His reasoning: even though that was the cap he wore for almost all of his time in Cleveland, “because of all the history and everything involved” he did not think it was the right thing to do. The context, of course, was the club’s decision, under pressure from Major League Baseball, to scrap the Wahoo logo due to its racial insensitivity, which it appears Thome agrees with.

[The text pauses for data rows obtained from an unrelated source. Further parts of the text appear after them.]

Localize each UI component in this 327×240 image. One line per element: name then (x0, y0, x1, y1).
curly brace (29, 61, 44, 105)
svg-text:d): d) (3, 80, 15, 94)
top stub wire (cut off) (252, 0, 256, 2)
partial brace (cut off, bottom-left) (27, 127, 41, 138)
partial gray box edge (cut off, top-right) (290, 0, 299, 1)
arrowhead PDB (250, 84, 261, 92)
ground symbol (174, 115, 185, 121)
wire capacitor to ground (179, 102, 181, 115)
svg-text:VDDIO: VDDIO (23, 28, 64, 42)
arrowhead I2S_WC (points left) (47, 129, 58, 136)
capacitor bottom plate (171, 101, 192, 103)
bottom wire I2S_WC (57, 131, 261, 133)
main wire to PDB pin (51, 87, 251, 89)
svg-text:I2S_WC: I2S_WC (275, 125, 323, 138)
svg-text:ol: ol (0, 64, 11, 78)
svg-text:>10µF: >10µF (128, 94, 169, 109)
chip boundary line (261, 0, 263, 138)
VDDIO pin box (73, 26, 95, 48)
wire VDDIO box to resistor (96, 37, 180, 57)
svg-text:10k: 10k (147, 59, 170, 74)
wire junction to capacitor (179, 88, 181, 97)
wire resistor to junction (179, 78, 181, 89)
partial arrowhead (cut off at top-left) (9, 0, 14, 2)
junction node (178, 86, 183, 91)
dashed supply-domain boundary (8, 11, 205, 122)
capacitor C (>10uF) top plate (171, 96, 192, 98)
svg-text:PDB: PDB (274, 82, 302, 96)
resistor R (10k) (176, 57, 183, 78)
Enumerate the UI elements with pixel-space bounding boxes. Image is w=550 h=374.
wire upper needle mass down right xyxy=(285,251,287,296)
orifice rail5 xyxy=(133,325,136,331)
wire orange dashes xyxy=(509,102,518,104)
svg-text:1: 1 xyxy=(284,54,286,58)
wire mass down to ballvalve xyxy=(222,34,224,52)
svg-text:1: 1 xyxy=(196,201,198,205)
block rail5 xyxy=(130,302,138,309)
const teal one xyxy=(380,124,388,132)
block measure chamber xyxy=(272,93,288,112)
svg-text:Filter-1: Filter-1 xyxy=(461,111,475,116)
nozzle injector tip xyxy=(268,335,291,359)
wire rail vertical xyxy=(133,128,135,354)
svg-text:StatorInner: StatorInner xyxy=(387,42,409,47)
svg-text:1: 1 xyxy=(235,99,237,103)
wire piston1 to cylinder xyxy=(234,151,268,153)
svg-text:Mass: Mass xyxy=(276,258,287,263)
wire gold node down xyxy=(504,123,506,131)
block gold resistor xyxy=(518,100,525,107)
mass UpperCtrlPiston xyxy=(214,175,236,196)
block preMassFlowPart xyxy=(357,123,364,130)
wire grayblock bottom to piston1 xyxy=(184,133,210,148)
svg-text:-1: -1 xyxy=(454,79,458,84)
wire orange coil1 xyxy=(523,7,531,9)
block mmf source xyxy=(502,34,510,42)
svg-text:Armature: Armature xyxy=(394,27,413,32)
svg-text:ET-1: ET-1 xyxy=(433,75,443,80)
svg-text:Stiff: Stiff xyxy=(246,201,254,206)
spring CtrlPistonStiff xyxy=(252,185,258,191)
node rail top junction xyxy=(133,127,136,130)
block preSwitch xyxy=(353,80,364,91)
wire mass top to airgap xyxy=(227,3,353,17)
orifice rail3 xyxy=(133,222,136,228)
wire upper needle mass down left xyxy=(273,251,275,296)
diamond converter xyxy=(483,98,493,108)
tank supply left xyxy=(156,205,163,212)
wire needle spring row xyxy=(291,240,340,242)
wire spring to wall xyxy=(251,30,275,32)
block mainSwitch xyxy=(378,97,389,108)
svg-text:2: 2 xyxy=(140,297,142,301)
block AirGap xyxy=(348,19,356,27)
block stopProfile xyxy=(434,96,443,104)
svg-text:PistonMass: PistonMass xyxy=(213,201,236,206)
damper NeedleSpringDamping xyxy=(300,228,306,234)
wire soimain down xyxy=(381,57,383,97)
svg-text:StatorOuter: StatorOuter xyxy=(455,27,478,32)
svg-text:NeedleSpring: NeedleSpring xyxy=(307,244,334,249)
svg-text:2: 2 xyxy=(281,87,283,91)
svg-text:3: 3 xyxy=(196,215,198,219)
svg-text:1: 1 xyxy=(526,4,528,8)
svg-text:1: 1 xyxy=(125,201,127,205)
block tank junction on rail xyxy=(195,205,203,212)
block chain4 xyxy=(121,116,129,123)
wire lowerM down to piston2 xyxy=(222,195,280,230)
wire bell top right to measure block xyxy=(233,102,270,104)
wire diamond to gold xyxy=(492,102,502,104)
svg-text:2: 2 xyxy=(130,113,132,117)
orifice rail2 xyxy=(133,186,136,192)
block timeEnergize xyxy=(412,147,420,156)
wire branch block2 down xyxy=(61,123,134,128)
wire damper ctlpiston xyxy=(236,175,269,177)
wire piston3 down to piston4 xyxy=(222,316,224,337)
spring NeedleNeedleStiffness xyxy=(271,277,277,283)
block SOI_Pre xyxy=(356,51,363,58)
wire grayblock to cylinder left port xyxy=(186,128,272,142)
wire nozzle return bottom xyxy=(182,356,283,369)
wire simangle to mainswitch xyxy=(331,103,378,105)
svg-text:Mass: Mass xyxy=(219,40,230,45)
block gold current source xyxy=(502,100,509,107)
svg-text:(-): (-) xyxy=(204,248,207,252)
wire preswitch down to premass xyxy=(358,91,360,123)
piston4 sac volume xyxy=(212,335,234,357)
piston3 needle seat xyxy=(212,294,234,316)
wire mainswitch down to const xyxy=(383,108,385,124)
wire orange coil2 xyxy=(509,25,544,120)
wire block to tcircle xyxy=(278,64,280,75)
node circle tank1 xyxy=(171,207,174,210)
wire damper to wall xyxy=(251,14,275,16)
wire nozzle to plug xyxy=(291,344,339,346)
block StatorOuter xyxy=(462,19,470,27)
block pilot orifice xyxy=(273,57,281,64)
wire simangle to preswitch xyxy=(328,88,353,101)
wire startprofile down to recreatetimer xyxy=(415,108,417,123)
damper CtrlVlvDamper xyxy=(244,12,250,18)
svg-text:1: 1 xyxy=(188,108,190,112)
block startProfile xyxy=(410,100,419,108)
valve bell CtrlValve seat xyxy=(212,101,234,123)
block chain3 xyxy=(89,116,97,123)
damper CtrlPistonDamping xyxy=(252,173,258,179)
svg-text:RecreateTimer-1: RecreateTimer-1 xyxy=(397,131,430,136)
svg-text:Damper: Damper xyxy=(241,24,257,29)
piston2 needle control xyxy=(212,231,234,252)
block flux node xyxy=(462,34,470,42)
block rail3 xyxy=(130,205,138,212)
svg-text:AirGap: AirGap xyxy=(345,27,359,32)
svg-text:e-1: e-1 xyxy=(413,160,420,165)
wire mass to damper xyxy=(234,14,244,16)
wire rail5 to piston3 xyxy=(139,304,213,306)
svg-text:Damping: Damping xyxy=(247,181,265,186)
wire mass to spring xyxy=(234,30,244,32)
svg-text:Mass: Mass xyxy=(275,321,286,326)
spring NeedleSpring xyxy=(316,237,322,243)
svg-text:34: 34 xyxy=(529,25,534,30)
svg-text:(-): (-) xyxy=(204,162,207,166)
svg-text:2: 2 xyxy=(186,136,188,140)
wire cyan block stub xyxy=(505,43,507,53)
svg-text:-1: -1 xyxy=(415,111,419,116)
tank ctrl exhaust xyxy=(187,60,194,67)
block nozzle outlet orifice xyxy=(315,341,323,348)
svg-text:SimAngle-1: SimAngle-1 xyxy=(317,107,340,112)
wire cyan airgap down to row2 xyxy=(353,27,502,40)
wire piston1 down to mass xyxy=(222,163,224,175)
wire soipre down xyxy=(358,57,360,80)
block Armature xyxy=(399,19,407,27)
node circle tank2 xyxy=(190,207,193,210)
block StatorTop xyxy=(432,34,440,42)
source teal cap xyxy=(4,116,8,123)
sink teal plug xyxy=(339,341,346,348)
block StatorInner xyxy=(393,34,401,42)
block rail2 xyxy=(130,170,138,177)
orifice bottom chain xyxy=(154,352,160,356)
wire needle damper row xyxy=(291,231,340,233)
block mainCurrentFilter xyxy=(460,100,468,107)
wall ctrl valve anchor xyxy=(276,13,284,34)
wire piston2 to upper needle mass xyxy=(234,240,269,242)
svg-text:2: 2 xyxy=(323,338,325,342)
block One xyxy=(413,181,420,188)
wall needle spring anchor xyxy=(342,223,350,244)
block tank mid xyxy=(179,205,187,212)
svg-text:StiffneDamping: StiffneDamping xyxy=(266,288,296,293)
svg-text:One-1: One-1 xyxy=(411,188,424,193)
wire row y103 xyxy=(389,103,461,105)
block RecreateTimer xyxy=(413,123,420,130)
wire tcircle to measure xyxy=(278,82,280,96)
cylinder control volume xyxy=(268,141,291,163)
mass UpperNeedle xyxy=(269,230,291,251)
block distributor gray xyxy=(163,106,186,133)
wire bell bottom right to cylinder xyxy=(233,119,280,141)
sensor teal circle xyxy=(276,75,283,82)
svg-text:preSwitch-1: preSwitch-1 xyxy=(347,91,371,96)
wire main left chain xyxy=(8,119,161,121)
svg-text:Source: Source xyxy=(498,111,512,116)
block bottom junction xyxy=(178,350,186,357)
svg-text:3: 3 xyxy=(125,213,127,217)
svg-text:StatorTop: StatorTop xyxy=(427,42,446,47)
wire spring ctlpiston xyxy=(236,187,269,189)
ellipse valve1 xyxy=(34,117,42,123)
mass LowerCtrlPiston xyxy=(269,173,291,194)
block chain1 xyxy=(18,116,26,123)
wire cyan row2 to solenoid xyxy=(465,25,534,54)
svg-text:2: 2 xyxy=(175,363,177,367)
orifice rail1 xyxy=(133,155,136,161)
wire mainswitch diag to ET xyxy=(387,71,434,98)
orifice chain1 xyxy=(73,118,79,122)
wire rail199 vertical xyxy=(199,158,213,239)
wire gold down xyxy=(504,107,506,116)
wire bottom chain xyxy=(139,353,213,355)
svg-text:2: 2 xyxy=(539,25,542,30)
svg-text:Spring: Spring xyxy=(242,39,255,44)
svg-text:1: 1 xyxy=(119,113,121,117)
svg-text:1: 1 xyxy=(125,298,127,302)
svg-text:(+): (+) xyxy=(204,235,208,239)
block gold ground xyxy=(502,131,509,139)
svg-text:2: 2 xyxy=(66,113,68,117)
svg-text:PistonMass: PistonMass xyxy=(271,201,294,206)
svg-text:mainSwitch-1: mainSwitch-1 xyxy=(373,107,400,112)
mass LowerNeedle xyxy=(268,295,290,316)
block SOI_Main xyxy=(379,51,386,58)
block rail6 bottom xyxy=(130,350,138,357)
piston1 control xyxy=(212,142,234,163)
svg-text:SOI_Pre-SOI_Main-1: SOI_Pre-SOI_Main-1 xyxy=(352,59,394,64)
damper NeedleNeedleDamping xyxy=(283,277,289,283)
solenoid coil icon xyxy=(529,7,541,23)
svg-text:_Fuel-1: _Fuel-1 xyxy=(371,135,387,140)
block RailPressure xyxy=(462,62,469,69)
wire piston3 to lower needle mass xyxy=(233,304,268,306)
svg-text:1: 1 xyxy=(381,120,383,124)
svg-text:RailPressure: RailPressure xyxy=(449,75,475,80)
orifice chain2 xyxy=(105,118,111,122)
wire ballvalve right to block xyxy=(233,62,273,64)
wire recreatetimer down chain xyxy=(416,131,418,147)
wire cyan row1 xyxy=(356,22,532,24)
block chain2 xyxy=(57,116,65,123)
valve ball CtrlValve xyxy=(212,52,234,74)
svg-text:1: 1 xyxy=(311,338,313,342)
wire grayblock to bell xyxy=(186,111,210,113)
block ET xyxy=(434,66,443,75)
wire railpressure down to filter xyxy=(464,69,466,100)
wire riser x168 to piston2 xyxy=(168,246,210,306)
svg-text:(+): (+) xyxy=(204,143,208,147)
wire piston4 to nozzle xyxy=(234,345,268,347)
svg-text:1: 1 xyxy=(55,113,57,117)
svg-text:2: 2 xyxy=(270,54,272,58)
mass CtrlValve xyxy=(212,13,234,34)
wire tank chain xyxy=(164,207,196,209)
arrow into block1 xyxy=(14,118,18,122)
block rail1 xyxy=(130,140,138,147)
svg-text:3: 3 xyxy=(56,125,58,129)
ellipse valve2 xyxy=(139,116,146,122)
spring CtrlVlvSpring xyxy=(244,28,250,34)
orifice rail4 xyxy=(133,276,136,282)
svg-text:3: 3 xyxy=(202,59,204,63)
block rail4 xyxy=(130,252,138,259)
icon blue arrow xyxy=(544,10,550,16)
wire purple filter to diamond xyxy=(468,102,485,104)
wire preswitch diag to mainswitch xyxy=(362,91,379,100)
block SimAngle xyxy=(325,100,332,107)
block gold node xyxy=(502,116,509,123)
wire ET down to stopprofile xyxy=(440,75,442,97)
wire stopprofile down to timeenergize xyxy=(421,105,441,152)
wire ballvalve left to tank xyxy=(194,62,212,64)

Hall plaque decisions are not 100% up to the player, however. Rather, the Hall of Fame, while taking player sentiment into account, makes a judgment about the historical accuracy and representativeness of Hall plaques. This is to prevent a club from entering into a contract with a player to wear its logo on the plaque even if he only played with them for a short time or from a player simply picking his favorite club (or spiting his least-favorite), even if he only spent an inconsequential season or two there. Think Wade Boggs as a Devil Ray or Frank Robinson as, I dunno, a Dodger.

In the case of Chief Wahoo, the Hall has not only granted Thome’s wish, but has decreed that no new plaque will have Wahoo on it going forward:

To be fair, I can’t think of another player who wore Wahoo who would make the Hall of Fame in an Indians cap after Thome. Possibly Manny Ramirez if he ever gets in, though he may have a better claim to a Red Sox cap (debate it in the comments). Albert Belle appears on Veterans Committee ballots, but I’d bet my cats that he’s never getting it in. If younger players like Corey Kluber or Francisco Lindor or someone make it in, they’ll likely have just as much history in a Block-C or whatever the Indians get to replace Wahoo with than anything else, so it’s not really an issue for them.

Still, a nice gesture from the Hall, both to accommodate Thome’s wishes and to acknowledge the inappropriateness of using Chief Wahoo for any purpose going forward.